Initially, Williams learned classical piano at the Peabody Conservatory. Early encounters with the classical repertoire led her to Rachmaninov; she took his famous Prelude in C minor to her piano teacher, who chastised her for embellishing a section. But he saw her potential: a week later, he brought her Dave Brubeck to play. She learned his Take Five within a week.

Frustration with the Scene

Subsequently, Brubeck call Williams "among the finest pianists I have ever heard," and McCoy Tyner was similarly impressed. Williams’ 2004 Grammy-nominated album Live at Yoshi’s, Vol 1, displays her deep absorption in jazz history, plus her signature clever pianistic wit. Yet, despite her dedicated efforts to learn about the genre – first, to the hipper sounds of Coltrane, Miles and Dolphy, before tracing a path back to Monk and Garner to Fats Waller and James P Johnson – she quickly became disappointed with the jazz world.

Upon relocating from Philadelphia to San Francisco, Williams met the great Mary Lou Williams.

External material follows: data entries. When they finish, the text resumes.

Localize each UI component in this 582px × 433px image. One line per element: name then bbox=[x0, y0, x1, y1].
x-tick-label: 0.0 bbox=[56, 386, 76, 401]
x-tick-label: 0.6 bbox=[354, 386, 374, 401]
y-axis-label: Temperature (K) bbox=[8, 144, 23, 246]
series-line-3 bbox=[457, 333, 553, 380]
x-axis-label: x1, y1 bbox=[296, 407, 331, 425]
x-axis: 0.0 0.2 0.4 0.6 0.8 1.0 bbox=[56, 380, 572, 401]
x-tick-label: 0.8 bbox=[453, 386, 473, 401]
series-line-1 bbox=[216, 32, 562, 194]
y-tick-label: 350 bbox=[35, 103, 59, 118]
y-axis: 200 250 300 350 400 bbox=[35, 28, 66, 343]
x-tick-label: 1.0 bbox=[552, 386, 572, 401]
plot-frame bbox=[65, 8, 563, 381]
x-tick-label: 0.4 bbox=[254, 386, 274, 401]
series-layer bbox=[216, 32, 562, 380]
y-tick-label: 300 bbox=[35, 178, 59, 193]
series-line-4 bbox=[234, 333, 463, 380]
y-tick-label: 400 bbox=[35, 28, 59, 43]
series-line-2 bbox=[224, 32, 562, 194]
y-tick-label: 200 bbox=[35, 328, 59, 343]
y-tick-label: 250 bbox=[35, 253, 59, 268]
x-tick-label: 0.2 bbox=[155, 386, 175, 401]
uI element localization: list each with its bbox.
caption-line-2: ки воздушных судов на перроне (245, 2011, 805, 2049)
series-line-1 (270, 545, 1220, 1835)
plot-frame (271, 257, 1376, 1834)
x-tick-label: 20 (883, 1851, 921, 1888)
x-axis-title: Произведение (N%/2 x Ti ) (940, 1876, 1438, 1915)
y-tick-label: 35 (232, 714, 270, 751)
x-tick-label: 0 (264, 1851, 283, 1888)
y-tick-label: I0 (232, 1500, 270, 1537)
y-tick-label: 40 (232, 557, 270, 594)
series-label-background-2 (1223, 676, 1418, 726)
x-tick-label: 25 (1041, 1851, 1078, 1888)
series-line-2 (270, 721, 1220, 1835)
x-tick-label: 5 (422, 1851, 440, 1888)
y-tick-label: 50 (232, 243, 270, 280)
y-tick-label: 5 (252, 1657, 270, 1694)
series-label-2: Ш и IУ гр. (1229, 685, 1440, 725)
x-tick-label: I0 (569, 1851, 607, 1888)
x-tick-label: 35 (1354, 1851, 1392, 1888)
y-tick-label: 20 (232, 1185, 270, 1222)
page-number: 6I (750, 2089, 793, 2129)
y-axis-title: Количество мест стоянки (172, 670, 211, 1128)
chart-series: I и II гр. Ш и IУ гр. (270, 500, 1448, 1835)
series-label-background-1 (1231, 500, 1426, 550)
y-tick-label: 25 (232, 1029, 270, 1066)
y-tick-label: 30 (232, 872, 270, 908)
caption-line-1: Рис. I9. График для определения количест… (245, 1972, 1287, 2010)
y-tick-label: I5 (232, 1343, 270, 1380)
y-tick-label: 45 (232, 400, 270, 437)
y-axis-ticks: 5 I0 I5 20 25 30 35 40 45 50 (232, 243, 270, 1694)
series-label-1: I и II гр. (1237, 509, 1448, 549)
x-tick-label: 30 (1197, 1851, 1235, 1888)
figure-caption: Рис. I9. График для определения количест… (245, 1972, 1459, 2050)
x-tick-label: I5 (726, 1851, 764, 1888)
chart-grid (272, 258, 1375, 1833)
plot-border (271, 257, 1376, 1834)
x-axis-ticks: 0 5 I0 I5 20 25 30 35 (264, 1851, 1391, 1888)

Inspired by the veteran's advice ("Don’t ever let anyone stop you"), she turned into a strident, public critic of her scene: of the poor compensation, the jazz "old boys' network," the "jazz hang" – namely smoking and drinking as the main method of landing performances – and of a corporate industry profiting from the work of financially strained musicians.

"I am continually disappointed at the reality of the ‘jazz world’ and its incapacity to coordinate, express, and advocate for a set, any set, of essential beliefs," she wrote in the liner notes to her 2008 release Deep Monk. In the same vein, the writing on her blog was wide-ranging, unflinching, decidedly ideological and feminist, though she seldom talked about her experiences as a trans woman. A writer pointed out: "To add to the sexism … that drove her from her chosen artistic field for a period, imagine what kind of terrible treatment she must have faced as a trans woman in the jazz scene of the early 80s."

A Journey of Independence

Her professional path evolved into self-sufficiency. Following a period in the active Bay Area scene, she lived in smaller cities such as Sacramento and Santa Cruz, making a home in Portland in 1991, and later going to a more remote location, to Yakima, Washington State, in the 2010s. Williams recognized early the immense possibilities of the internet

Bruce Lynch
Bruce Lynch

A digital strategist with over a decade of experience in tech innovation and data-driven marketing solutions.